The death of a man who fought for freedom was the price needed to be paid to claim the freedom for the country he loved. Marcos’ period of tyranny was a tumultuous time in history, only a few decades after World War 2 and the Philippines’ becoming a recognized self-governing republic, a time when the nation should have been enjoying its newfound independence.
Apparently, Cebuanos weren’t afraid to take part in the fight. Cebu “was always with the opposition” at the time of the Marcos regime, University of the Philippines in Cebu history professor, Dr. Madrileña de la Cerna, told Cebu Daily News. Politicians, lawyers, students, members of religious organizations, teachers and many others with different roles in society were very vocal about how they saw the government and the situation of the Filipinos during that time. De la Cerna described the protests as “very alive” because of the students. Theater groups from the province’s top schools, University of the Philippines College Cebu, Saint Theresa’s College and University of San Carlos “were very close” and held performances that portrayed the plight of the citizens under the Marcos’ regime.
The “Battle at the Capitol,” as coined by the once-existing newspaper, The Republic News, was considered such a blatant display of the people’s sentiments about the Marcos government that a story about it was published in The New York Times. The demonstration was organized after one of the rigged elections during the Marcos era. Thousands participated “armed with firebombs and bricks,” reported the US publication, and ended violently with 1 dead and 27 injured. 8 of those among them were soldiers. It was a 17-year-old named Raul Pintoy who died at the public demonstration after a fatal shot to his neck fired by one of the policemen and soldiers who were shooting at the protesters.
Dodong Holganza was a celebrated freedom fighter who, even when behind bars, continued to organize and function as a leader in the movement against Marcos and his cronies.
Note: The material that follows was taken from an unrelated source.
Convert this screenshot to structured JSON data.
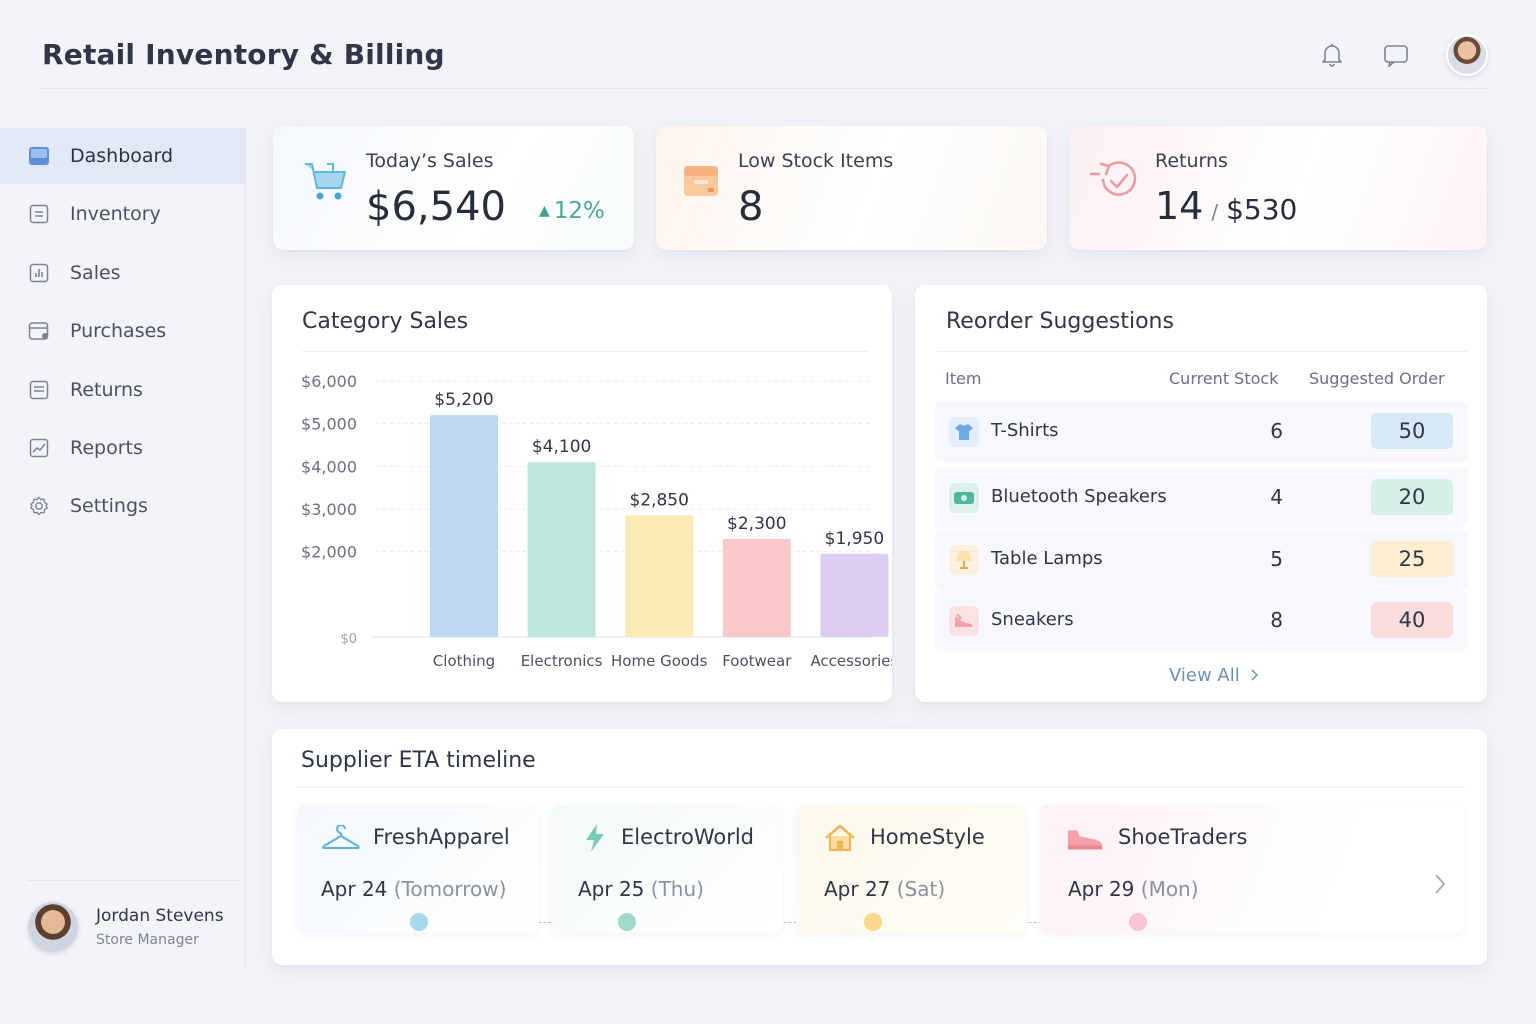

De la Cerna could recall Nenita Cortes Daluz aka “Inday Nita,” a reporter, “always in the front line” of marches. It was also in a monastery in Cebu where the Aquinos found safety for a while.
Without a doubt, Cebu played a significant role in a crucial time of our country’s history to regain freedom. Tomorrow, on Ninoy Aquino Day, let us remember not just one man but all those who fought with him and those who risked their lives, believing in his message that “the Filipino is worth dying for.”